Tricholoma orirubens, commonly known as blushing tricholoma, is an edible gilled mushroom native to Europe. The grey-capped fruit bodies are generally found singly or in small groups in deciduous and coniferous woodland in autumn.

==Taxonomy==
Tricholoma orirubens was described by French mycologist Lucien Quélet in 1873. The generic name derives from the Greek trichos/τριχος 'hair' and loma/λωμα 'hem', 'fringe' or 'border'. It lies within the section terrea within the subgenus Tricholoma within the genus Tricholoma.

==Description==
Tricholoma orirubens has a dark grey or grey-brown cap up to 7.5 cm in diameter with darker blackish scales, and a straight or undulating margin. The cap is conical with a slight boss before opening and flattening, eventually with either a boss or central depression. The thick grey gills are emarginate or adnate and widely spaced, and turn red when bruised. The white or pale grey ringless stipe measures 4.5 to 8 cm tall and 0.7 to 2.5 cm wide, and has a distinctive blue tinged base.

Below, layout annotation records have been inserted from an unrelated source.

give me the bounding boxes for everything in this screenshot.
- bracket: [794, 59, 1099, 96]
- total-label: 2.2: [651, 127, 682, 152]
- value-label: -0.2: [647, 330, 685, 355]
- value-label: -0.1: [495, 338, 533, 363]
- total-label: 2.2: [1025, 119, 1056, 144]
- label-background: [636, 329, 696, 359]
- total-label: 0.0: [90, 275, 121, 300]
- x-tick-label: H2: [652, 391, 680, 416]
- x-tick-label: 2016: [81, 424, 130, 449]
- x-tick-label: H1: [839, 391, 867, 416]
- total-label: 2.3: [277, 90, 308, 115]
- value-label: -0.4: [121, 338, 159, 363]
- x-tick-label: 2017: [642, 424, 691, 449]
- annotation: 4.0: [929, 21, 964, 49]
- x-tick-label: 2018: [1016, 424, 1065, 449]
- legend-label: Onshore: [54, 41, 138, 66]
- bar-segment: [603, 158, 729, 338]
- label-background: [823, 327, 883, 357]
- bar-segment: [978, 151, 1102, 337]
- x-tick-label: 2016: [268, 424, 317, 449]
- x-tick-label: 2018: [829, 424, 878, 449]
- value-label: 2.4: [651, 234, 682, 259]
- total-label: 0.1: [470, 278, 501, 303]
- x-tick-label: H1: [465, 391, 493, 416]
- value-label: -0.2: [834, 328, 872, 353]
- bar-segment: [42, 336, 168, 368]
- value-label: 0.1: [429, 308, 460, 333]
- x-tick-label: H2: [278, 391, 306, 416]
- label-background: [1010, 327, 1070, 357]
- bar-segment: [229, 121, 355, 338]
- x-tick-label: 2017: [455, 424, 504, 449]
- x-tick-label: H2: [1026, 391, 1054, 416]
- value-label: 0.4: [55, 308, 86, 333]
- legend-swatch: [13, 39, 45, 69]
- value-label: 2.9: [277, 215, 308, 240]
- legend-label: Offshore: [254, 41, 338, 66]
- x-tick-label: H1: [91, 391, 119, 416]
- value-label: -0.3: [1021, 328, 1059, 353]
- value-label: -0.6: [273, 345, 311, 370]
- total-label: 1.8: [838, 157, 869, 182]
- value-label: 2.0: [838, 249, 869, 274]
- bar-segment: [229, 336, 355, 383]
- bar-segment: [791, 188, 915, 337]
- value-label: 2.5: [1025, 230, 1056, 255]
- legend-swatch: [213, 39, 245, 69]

==Distribution and habitat==
Widespread across Europe, Tricholoma orirubens is not common. It is rare in the Netherlands. Found singly or in small groups in deciduous and coniferous woodland in autumn, it prefers clayey or chalky soils. It is ectomycorrhizal.

Tricholoma orirubens can also form fairy rings. One found in Germany had a diameter of around 80 m and contained an estimated 10,000 mushrooms.

==Edibility==
Smelling and tasting strongly of flour, T. orirubens is one of the more appetising members of the genus. It can taste sweet as well.